When we launched Pressi, I had it set up under my personal AWS account. Recently, we needed to move it into a separate AWS account and I wanted to share the steps to help others running into the same issue. Unsurprisingly, most of the effort went into planning and figuring out the migration steps and order in which they should be done. We weren’t able to eliminate downtime entirely but we reduced it as much as we could.
The services migrated included Route 53, an EC2 instance, ELB, S3, and Cloudfront. At the high level, we copy every service we can (EC2, ELB, S3, Route 53) to the destination account before redirecting client traffic to the new account. After that, we migrate the remaining services (Cloudfront) and make updates to existing ones (Route 53, EC2) to point to the destination account.
Migrating EC2 and ELB:
- Create the destination AWS account
- Create an AMI of the instance on the original account
- Share this newly created AMI with the destination AWS account
- Launch the AMI in the destination account
- Set up the load balancer in the destination account to mirror the original
- Create an S3 bucket in the destination account and copy the files over from the original bucket to the destination bucket. We used Bucket Explorer for this piece but needed to change the file permissions in the destination bucket manually to mirror those in the original account. One thing to watch out for is that S3 bucket names need to be unique so your code will need to be updated to reference the new name.
- Update the Cloudfront record in Route 53 to point to the destination account. Note that after the migration runs you can also update the Cloudfront record in the original account to point to the Cloudfront CNAME of the destination account.
- Cloudfront requires unique CNAME records so we give it a temporary name until you kick off the migration. As soon as you do, you will need to remove the CNAME record from the original account and add it to the destination Cloudfront account.
Migrating Route 53:
- Copy the records from the original account to the destination account.
- Make sure to update the Start of Authority (SOA) and Name Server (NS) records in the original account to have the same values as the ones in the destination account to speed up the DNS propagation.
Migrating the code:
- This will entirely depend on the application but the goal is to update your code to reference the services on the destination account.

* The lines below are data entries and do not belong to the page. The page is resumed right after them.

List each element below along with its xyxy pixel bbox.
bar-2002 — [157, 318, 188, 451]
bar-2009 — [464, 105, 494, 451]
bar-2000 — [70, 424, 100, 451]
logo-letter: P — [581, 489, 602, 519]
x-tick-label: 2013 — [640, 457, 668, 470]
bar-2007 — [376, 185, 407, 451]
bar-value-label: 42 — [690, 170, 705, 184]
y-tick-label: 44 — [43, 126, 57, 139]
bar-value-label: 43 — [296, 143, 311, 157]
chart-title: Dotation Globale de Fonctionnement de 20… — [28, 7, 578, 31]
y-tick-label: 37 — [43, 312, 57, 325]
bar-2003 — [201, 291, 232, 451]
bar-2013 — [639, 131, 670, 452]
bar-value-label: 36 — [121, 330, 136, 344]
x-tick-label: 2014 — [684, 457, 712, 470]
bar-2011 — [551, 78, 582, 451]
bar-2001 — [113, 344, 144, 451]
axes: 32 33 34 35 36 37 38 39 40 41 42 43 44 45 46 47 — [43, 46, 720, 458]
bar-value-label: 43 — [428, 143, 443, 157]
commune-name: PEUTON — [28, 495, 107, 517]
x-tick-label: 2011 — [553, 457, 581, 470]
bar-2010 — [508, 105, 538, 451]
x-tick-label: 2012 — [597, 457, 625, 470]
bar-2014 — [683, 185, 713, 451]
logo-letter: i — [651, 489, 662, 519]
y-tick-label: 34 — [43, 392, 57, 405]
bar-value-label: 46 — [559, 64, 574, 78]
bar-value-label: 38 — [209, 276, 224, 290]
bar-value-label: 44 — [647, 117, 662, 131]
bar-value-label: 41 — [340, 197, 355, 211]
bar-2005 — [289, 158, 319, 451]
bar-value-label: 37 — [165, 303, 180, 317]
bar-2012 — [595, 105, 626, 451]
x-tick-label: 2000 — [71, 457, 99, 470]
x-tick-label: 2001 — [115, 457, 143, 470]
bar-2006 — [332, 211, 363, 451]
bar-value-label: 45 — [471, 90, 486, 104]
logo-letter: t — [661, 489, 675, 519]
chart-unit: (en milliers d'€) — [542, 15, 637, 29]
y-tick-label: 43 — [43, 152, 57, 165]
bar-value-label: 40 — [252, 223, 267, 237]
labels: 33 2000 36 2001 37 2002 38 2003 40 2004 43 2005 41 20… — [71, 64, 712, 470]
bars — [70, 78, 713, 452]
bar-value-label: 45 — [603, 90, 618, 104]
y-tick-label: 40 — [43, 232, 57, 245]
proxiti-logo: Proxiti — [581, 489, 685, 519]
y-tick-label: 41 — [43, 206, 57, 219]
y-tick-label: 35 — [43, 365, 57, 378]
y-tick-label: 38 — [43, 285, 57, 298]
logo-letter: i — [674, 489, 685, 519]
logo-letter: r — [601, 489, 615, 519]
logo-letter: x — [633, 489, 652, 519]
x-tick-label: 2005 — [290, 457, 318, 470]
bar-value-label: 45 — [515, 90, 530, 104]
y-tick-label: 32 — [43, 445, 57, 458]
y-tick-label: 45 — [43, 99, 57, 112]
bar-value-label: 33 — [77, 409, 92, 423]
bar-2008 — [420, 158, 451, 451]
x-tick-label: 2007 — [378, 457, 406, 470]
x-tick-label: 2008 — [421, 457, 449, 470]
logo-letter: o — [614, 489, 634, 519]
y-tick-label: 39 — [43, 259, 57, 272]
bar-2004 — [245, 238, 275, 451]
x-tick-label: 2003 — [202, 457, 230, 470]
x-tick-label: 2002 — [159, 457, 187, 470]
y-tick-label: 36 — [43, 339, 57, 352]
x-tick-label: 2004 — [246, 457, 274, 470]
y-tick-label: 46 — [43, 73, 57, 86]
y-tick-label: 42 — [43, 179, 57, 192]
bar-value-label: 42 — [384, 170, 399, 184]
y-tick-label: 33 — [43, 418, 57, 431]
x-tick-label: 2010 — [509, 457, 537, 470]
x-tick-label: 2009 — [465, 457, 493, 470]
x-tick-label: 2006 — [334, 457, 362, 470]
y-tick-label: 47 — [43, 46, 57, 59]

- Due to the non-immediate nature of DNS propagation, you will most likely need to run two code bases - one on the original account pointing to some of the original services and one on the new account pointing to the destination services. Depending on the statelessness of your code, this may lead to a variety of sync issues and will require some intricate code to handle properly. In our case, we had MySQL running on the EC2 instance so while the app was running simultaneously under two AWS accounts the database would get out of sync with some users hitting the original setup and others hitting the destination. Luckily for us only a few tables were affected and we had to run a few manual SQL queries to deal with the issue but it could have been a lot worse.
The last step is to update your domain registrar NS records to point to the destination account and wait for the migration to occur. Note that the migration will happen gradually so you should look at the server logs on both accounts to make sure there’s no traffic hitting the server in the original account.
The lesson here is that migration becomes a whole lot easier if you keep your architecture as stateless and modular as possible. This way the services are loosely coupled and can be migrated one at a time rather than having to do everything at once. Your app also becomes significantly easier to scale since additional EC2 instances can be provisioned without having to worry about them getting out of sync. The non-instantaneous nature of DNS complicates the migration but a stateless architecture helps address most of the issues. Our migration didn’t go 100% smoothly but having mostly stateless services definitely helped us avoid major problems.